Waka Kesiswaan MAN 2 Langsa Darwan, S.Pd dalam sambutannya menyampaikan rasa terimakasih kepada pihak pelaksana karena telah menyelenggarakan kegiatan ini.

“Saya berharap kita semua dapat menyimak setiap materi yang diberikan dan dapat disampaikan kembali kepada teman-teman, keluarga, dan lingkungan sekitar kita”, ujar Darwan.

Kegiatan ini merupakan kerja gabungan antara pihak OSIM dan STIKes. Menjabat sebagai Ketua Pelaksana yaitu M. Rizky Rahmatullah, S.Kep dan Ketua Panitia Ok Farhan Kholish. Ada 3 pemateri yang dihadirkan. Pemateri 1 dan 2 dari BNN Kota Langsa yaitu T. Habibie, SE,MH dan Ramadhan Syahputra, SE sedangkan pemateri 3 dari Dinas Kesehatan yaitu Ns. Nurrahmawaty, M.Kes.

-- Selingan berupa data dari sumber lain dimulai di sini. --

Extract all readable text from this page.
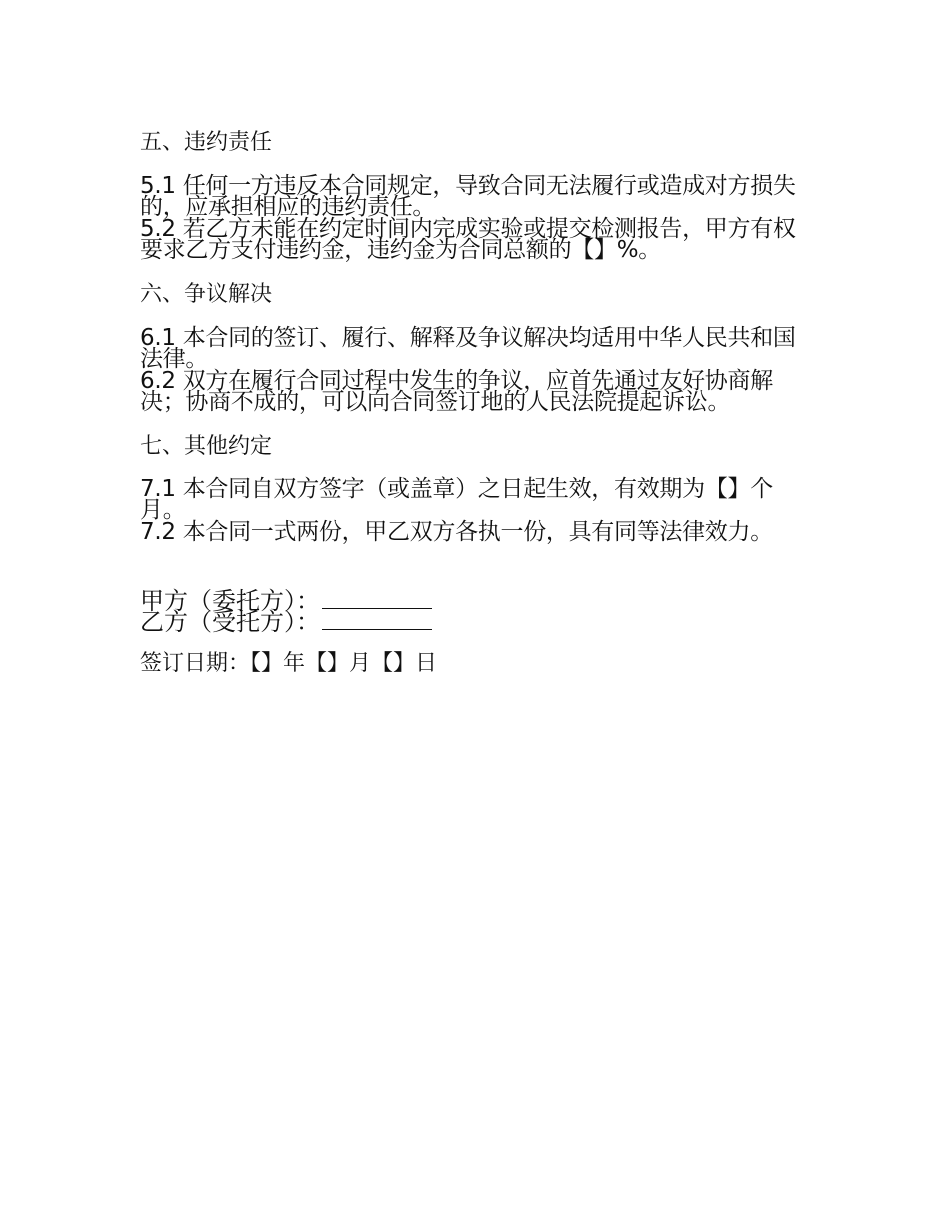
五、违约责任
5.1 任何一方违反本合同规定，导致合同无法履行或造成对方损失的，应承担相应的违约责任。
5.2 若乙方未能在约定时间内完成实验或提交检测报告，甲方有权要求乙方支付违约金，违约金为合同总额的【】%。
六、争议解决
6.1 本合同的签订、履行、解释及争议解决均适用中华人民共和国法律。
6.2 双方在履行合同过程中发生的争议，应首先通过友好协商解决；协商不成的，可以向合同签订地的人民法院提起诉讼。
七、其他约定
7.1 本合同自双方签字（或盖章）之日起生效，有效期为【】个月。
7.2 本合同一式两份，甲乙双方各执一份，具有同等法律效力。
甲方（委托方）：
乙方（受托方）：
签订日期：【】年【】月【】日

Materi yang disampaikan terkait dengan penyalahgunaan Narkoba yang sudah merambah luas di setiap kalangan baik muda maupun tua, pelajar maupun pekerja. Status Indonesia kini telah menjadi gawat darurat Narkoba. Hal itu terlihat dari terus meningkatnya pemakai Narkoba dari tahun ke tahun yang menyebabkan Indonesia menyandang status ini.

Selain itu, juga disampaikan terkait dengan kesehatan reproduksi remaja. Pembahasan ini merupakan masalah utama yang dialami oleh generasi milenial sekarang. Penyakit HIV/AIDS serta berbagai macam penyakit reproduksi lainnya serta maraknya pergaulan bebas yang telah menjamur di kalangan pemuda menjadikan permasalahan ini sangat penting untuk diperhatikan. Oleh karena itu pengawasan orang tua dan lingkungan sangat penting untuk dilaksanakan guna mencegah hal-hal yang disinyalir dapat menjerumuskan remaja ke jurang kenistaan. [ ]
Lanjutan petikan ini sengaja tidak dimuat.